I had really, really screwed up my priorities. I had wasted my life worrying if I would miss a show on TV. I lived in a world where I "needed" things. I was entitled.
Finally the day came, I had cried about life regrets and missed opportunities. But this was my D-Day. They were going to put me under and I fully expected to find myself hearing the angels sing "holy, holy, holy is the Lord God Almighty" when I woke up. I assumed I would die and leave my kids and wife behind. I remember crying as they began the IV to put me to sleep. My wife was there. I remember thinking that I should have done more to be a leader for my family, but that was now in her hands and in God's hands. Things went dark.
I woke up hours later. The risky surgery worked. I was given a second chance on life. It was time to make changes...

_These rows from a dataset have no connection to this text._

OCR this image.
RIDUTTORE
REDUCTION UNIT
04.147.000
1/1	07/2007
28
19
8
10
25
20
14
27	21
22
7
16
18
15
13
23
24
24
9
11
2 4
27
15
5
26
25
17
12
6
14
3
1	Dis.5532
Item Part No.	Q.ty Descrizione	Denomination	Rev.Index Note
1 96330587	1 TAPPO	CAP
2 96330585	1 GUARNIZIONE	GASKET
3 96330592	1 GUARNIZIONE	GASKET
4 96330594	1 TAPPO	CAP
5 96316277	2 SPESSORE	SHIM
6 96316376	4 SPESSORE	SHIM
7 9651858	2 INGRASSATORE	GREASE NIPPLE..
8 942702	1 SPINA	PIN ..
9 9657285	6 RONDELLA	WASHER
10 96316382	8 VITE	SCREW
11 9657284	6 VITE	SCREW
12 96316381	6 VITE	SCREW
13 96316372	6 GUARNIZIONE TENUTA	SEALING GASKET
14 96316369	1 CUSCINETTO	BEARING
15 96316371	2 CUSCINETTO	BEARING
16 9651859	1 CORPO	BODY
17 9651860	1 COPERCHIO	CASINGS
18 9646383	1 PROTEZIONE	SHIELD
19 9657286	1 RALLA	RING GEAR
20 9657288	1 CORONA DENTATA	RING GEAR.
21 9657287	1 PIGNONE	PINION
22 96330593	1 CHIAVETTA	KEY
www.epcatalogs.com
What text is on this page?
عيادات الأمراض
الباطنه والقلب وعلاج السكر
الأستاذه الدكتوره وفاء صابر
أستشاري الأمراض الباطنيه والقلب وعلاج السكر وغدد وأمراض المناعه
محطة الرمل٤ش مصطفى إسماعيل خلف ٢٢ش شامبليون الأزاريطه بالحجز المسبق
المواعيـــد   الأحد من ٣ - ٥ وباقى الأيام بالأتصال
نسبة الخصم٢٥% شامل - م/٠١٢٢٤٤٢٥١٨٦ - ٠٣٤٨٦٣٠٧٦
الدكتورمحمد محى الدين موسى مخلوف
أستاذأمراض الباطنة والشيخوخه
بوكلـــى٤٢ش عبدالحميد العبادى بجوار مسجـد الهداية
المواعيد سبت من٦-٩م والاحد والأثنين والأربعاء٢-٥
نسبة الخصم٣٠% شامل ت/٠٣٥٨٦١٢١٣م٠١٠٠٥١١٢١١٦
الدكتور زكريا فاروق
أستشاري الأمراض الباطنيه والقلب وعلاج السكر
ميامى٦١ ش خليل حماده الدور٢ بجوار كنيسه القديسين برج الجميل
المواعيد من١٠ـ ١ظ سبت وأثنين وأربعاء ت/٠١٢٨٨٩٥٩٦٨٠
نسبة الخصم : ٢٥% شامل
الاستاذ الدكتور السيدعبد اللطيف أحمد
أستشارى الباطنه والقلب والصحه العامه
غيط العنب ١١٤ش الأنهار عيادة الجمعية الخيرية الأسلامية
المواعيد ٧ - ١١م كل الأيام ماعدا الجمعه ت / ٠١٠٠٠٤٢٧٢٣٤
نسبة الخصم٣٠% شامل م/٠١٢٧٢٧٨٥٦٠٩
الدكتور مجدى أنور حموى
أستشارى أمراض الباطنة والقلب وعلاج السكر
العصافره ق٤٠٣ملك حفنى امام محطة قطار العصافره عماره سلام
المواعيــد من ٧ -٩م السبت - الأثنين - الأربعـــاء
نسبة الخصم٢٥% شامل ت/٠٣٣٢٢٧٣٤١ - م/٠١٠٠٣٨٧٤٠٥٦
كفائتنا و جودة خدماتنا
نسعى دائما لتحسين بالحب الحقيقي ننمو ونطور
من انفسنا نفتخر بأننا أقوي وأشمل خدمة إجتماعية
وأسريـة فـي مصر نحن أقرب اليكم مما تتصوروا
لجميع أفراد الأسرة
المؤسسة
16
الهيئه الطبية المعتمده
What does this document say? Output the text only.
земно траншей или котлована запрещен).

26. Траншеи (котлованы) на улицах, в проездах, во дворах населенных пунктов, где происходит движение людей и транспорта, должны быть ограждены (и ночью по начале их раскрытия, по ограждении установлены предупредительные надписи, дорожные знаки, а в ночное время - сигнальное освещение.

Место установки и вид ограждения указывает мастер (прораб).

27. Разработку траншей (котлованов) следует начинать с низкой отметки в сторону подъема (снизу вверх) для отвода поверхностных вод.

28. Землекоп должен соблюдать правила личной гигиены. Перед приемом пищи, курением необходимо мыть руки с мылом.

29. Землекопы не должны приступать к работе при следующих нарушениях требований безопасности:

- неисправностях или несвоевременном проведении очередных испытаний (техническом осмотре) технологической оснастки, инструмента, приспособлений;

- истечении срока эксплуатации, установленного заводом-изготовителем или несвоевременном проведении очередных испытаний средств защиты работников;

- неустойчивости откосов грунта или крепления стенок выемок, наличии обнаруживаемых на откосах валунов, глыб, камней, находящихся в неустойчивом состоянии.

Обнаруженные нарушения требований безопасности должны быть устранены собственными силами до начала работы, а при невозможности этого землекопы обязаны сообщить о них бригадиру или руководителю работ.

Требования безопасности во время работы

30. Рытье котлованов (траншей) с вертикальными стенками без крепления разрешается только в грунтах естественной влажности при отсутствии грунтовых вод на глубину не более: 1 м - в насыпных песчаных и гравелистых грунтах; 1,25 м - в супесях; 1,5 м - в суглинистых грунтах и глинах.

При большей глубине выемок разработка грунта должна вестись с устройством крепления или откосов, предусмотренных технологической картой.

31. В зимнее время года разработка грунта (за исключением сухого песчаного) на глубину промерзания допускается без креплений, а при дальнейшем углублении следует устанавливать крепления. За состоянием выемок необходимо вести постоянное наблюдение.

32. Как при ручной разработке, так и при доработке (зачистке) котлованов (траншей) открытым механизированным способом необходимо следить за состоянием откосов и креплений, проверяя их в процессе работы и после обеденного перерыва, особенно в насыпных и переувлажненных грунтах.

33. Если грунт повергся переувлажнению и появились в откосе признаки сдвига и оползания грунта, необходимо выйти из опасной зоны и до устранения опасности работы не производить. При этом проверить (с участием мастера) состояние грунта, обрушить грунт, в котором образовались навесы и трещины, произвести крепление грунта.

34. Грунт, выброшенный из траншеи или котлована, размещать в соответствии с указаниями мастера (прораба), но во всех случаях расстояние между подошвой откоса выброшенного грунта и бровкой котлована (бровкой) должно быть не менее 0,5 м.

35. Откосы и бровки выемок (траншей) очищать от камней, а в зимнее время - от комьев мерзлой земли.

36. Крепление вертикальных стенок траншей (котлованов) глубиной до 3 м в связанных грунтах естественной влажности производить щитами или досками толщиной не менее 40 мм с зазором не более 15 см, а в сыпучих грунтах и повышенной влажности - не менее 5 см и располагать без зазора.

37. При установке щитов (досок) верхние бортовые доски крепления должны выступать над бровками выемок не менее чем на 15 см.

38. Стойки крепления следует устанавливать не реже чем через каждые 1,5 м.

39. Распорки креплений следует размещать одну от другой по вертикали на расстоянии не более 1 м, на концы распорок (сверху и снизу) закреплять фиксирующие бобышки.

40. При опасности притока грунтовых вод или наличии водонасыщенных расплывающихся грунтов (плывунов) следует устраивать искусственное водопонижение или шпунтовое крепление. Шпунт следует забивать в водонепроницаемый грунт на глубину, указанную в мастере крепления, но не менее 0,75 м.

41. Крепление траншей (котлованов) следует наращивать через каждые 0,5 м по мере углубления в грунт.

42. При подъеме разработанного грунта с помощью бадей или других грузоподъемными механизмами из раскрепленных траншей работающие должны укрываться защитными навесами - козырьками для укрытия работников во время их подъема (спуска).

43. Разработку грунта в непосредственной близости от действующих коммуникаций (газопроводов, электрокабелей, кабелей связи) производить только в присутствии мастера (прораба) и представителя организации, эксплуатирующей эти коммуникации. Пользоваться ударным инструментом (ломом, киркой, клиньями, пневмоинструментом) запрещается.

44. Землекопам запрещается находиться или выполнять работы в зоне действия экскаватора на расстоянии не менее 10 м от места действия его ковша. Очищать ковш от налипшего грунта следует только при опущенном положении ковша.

I looked at those journals. I looked at those letters I had written. It was time to pursue those dreams. These dreams were not like "oh I wish to see Paris"... These dreams were like "I want my daughter to know Jesus and never stop loving Him"... Perspective helps!
When you get to that day where you can count your days left on one hand, you will regret the missed opportunities to serve God. You will regret the love you did not show. You will regret not saying "I'm sorry."
Things you won't regret... Making enough money, missing the end of that TV series, that your football team lost another superbowl.
But your life probably seems hopeless because your vision is too small. God has a plan for you. You are looking at your old shoes, your small room in your small apartment, etc. and seeing failure. Look bigger. None of that matters. Step out of your comfort zone and jump.
I guarantee your life will be forever changed if you commit for a week to do the following:
- Unplug the TV
- Disconnect from facebook
- Write a letter to a loved one with the perspective that you have one week to live (don't send it, just put down what you would say).
- Make a list of 7 people, one for each day, give them a call, tell them you love them and pray with them.
Now comes the choice. Do what you wish, but getting out of a situation requires an action. Sometimes we choose the action, sometimes that action is chosen for us. How will your move take place?